How do you use the epsilon delta definition to find the limit of #(2+4x)/3# as x approaches #1#?

1 Answer
Mar 21, 2018

First, a slightly technical point - you can't really find a limit using the #epsilon-delta# definition. What you can do is, given a number #L#, prove that it is the limit!

Explanation:

It seems obvious that

#lim_(x to 1) (2+4x)/3 = (2+4times 1)/3 =2#

Let us prove that 2, indeed, is the limit.

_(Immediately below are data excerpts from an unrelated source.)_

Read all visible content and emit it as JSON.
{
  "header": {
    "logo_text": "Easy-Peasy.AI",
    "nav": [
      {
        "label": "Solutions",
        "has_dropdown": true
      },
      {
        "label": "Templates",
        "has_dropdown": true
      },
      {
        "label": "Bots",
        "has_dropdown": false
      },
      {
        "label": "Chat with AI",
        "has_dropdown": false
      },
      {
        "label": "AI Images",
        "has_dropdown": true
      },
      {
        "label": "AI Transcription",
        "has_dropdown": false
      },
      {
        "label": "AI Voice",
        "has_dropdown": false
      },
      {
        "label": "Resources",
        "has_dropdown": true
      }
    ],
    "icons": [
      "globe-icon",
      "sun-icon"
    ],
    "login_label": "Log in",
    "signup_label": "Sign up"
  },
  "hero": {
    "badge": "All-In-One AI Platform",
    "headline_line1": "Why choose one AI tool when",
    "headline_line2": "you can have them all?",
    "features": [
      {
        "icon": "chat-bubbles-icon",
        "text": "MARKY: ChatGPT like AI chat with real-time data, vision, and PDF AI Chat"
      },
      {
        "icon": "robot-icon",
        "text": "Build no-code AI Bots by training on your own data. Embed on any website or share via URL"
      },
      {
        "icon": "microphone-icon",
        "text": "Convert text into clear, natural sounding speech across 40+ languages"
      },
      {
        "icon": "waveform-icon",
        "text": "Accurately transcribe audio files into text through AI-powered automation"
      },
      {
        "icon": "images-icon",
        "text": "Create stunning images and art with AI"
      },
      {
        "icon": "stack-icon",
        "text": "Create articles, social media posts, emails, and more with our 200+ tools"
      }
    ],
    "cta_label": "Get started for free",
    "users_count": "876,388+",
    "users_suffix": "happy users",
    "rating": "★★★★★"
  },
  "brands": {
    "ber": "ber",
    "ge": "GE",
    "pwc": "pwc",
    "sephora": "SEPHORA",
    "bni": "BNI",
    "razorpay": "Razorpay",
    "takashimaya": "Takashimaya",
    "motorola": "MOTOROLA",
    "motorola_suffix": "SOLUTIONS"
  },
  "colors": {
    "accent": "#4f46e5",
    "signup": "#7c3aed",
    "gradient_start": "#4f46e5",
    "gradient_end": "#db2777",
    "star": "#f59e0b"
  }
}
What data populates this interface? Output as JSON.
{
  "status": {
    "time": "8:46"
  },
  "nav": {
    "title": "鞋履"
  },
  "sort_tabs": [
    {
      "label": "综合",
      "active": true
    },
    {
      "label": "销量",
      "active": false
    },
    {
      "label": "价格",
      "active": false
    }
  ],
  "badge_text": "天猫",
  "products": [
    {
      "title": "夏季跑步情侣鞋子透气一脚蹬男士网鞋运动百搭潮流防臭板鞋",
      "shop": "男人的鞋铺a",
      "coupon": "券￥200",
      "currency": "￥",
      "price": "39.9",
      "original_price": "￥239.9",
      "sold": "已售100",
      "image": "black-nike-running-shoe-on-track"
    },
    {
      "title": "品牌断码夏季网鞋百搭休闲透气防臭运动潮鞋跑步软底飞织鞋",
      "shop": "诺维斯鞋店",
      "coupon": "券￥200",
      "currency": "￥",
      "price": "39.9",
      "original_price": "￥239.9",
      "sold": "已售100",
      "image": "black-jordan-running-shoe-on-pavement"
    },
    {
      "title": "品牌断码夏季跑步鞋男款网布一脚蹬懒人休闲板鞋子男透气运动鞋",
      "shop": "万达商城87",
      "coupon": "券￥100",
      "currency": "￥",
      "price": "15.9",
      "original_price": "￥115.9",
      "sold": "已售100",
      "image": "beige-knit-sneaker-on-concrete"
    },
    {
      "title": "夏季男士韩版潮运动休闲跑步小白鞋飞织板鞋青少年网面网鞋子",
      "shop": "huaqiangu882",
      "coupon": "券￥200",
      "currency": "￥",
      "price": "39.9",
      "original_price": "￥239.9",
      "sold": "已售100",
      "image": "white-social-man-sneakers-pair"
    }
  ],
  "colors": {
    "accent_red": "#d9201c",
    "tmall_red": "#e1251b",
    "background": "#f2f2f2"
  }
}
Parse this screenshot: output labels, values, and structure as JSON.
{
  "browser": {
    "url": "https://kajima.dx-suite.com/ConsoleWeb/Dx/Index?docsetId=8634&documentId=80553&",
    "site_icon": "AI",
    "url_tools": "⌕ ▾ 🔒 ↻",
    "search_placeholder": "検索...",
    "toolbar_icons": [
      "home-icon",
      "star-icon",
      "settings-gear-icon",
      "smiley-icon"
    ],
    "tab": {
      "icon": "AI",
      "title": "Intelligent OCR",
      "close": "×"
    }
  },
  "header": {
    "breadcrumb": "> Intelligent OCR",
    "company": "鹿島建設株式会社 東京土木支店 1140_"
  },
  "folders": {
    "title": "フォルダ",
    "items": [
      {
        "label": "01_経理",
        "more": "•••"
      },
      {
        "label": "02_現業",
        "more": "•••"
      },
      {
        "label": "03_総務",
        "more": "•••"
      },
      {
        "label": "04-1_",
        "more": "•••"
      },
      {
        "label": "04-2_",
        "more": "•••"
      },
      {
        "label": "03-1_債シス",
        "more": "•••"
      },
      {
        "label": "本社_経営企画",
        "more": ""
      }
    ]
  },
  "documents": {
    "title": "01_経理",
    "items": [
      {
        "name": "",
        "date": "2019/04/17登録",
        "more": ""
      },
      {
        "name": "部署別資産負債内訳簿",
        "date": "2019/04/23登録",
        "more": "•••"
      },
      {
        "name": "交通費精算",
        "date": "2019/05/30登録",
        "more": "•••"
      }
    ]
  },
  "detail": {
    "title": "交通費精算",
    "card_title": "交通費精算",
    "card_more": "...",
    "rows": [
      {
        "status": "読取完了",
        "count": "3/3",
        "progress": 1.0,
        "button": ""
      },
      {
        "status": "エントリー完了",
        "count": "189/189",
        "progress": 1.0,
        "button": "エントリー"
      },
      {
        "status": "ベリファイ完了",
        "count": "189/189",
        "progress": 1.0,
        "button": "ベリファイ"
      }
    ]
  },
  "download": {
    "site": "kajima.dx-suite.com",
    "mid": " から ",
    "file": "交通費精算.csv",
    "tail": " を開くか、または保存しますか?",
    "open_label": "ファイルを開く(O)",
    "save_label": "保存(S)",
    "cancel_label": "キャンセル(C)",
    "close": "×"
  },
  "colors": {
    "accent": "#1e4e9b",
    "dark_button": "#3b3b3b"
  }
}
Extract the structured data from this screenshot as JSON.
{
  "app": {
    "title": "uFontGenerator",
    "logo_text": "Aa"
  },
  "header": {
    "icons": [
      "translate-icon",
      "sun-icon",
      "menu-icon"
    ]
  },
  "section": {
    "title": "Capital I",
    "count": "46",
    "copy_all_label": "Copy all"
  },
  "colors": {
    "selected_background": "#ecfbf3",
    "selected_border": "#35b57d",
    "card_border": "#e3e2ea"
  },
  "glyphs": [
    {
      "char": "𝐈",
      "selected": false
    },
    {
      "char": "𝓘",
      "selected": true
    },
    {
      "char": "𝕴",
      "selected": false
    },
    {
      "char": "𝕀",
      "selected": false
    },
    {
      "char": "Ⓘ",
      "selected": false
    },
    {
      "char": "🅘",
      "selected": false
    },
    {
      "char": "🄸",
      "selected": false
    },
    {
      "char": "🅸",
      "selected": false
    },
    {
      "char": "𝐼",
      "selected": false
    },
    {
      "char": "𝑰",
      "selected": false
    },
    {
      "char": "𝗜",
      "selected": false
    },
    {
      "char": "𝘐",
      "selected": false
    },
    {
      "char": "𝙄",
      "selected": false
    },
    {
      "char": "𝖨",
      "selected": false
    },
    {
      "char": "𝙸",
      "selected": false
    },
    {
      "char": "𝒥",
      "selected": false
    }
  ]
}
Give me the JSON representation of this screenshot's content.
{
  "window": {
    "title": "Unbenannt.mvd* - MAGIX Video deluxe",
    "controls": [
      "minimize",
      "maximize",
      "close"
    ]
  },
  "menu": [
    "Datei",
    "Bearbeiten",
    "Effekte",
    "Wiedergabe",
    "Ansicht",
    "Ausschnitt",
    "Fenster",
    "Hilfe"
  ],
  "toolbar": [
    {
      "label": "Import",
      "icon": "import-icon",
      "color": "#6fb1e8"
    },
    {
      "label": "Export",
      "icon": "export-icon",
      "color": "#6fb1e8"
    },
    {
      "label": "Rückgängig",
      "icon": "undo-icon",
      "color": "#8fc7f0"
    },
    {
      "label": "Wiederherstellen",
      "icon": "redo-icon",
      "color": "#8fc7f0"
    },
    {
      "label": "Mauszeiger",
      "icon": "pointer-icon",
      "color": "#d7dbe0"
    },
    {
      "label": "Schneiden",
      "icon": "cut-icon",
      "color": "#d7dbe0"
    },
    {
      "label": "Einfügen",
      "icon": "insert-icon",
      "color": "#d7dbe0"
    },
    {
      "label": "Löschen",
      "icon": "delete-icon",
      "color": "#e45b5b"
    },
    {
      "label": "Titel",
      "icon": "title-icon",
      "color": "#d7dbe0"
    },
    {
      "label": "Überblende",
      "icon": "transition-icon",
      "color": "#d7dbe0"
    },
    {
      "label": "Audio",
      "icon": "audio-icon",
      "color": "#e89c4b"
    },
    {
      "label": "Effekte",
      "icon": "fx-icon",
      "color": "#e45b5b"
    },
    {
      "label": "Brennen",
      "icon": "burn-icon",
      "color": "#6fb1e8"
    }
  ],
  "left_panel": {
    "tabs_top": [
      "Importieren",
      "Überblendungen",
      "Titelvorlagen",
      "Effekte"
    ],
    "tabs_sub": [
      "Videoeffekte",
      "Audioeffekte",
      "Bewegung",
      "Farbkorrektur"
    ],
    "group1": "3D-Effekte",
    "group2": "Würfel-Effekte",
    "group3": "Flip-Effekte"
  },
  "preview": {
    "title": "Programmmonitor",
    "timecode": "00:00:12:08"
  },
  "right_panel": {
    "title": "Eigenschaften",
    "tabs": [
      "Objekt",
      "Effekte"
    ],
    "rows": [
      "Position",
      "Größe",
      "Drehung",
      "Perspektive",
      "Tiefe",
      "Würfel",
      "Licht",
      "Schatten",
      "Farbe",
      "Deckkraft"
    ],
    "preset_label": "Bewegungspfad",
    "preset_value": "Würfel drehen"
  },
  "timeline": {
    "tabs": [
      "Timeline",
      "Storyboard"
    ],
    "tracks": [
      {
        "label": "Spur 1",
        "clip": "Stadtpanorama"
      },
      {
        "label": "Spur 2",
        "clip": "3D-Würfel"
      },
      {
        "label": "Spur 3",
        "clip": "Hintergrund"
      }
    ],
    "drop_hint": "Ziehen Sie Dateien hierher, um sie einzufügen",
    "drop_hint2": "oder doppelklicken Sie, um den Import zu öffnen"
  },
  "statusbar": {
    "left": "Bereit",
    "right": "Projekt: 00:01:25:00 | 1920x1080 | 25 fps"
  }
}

Recall that the #epsilon-delta# definition of the limit states that:

A number #L# is called the limit of a function #f : RR to RR# as #x to a# if #forall epsilon>0, exists delta >0# such that
#0 < |x-a| < delta implies |f(x)-L| < epsilon#

Shorn of the Greek, this means that we can keep #f(x)# as close to #L# as we want, by keeping #x# sufficiently close to #a#.

For the current problem

#f(x)-L =(2+4x)/3-2=4/3(x-1)#

so #|f(x)-L|< epsilon iff 4/3|x-1| < epsilon#

So, for any given positive #epsilon#, choose

#0 < delta < 3/4epsilon#

Then, #|x-1| < delta implies |x-1| < 3/4epsilon implies |f(x)-L|=4/3 |x-1| < epsilon#

Hence such a #delta# exists for every positive #epsilon#, and thus 2 is the limit!